You aim for her heart, her head, where you could loose another bullet and trace a line through everything important. Hector wouldn’t even need to know if you filled him full of the five mushroom caps in his underwear drawer. You could trick him into the car and down the road five hundred miles before he even thought of calling his mother, who he loves more than April, more than you.
You aim and start to squeeze, and she steps again. You learn where you stop, how weak your hands are, your resolve, your love for the boy you can’t love, and you slam the Glock between your mattresses. But she doesn’t come for you. She leaves for sure this time, won’t even bother to ask what sound, what crack, what break tore through her neighborhood. She cares nothing for things she can’t change. She’s smarter than every stupid fucker in this town.

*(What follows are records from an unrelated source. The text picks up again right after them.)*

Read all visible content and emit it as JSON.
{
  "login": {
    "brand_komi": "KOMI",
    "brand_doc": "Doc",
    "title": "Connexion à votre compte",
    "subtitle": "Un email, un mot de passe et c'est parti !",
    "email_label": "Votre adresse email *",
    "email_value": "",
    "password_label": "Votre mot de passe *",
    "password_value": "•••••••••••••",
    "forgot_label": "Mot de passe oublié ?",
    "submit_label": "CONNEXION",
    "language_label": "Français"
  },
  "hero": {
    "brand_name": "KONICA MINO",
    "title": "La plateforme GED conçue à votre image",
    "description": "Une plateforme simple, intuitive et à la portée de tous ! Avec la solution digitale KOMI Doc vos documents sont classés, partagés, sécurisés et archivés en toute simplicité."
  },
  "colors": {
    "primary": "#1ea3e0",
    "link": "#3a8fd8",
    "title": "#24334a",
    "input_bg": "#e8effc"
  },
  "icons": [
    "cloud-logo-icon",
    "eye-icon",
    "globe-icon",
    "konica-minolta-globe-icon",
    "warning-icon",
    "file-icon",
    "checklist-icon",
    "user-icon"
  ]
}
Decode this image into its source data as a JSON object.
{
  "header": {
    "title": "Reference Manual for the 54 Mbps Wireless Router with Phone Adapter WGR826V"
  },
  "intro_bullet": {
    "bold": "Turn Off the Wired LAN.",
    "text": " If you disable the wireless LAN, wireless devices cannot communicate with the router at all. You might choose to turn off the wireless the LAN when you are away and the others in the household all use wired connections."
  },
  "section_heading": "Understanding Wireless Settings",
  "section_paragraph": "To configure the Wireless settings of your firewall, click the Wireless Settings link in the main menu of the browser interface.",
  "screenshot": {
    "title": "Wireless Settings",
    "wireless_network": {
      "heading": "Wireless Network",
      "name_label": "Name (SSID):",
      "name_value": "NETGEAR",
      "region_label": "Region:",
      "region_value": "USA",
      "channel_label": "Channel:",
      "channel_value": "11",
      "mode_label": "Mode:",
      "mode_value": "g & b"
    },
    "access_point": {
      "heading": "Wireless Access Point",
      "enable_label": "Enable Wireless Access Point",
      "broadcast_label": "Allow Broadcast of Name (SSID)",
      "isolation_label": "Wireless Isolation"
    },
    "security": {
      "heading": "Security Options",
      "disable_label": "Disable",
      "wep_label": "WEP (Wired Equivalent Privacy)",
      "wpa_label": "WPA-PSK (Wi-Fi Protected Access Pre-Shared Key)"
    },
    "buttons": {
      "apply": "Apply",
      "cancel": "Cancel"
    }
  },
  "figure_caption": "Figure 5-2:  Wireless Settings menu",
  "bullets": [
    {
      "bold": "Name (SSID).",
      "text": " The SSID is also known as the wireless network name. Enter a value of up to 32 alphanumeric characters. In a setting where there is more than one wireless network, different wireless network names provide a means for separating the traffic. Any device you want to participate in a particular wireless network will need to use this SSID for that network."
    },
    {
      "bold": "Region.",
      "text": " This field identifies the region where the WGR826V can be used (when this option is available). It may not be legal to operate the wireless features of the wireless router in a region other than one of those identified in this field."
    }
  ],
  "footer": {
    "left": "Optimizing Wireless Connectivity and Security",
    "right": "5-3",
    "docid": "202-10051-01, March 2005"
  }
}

Hector’s mother is already gone, already an absence called wage-earning. She’s a punch card and a paycheck, double and triple shifts. She’s the husks of rich geriatric bastards, the rotten breath of ancient hags. She’s the witness and the watcher of their deaths. When their last breaths float free and those twenty-one grams of afterlife spew past their gnashed red gums, she snatches the weight, slips it into the pocket of her washed-pale scrubs, and then she performs the service of forgetting their lives. Meaningless as pocket lint.
Hector’s mother works too hard to give a shit about bullets or you or this town or the leaving of it. She’s already achieved nothingness better than you’ll ever be nothing. She’s the goddamn saint of everlasting absence. If you can’t beat her nothing in this going-nowhere town, then you’ll have to become everything; you’ll have to become enough to take what you want, to steal Hector, her first-born son.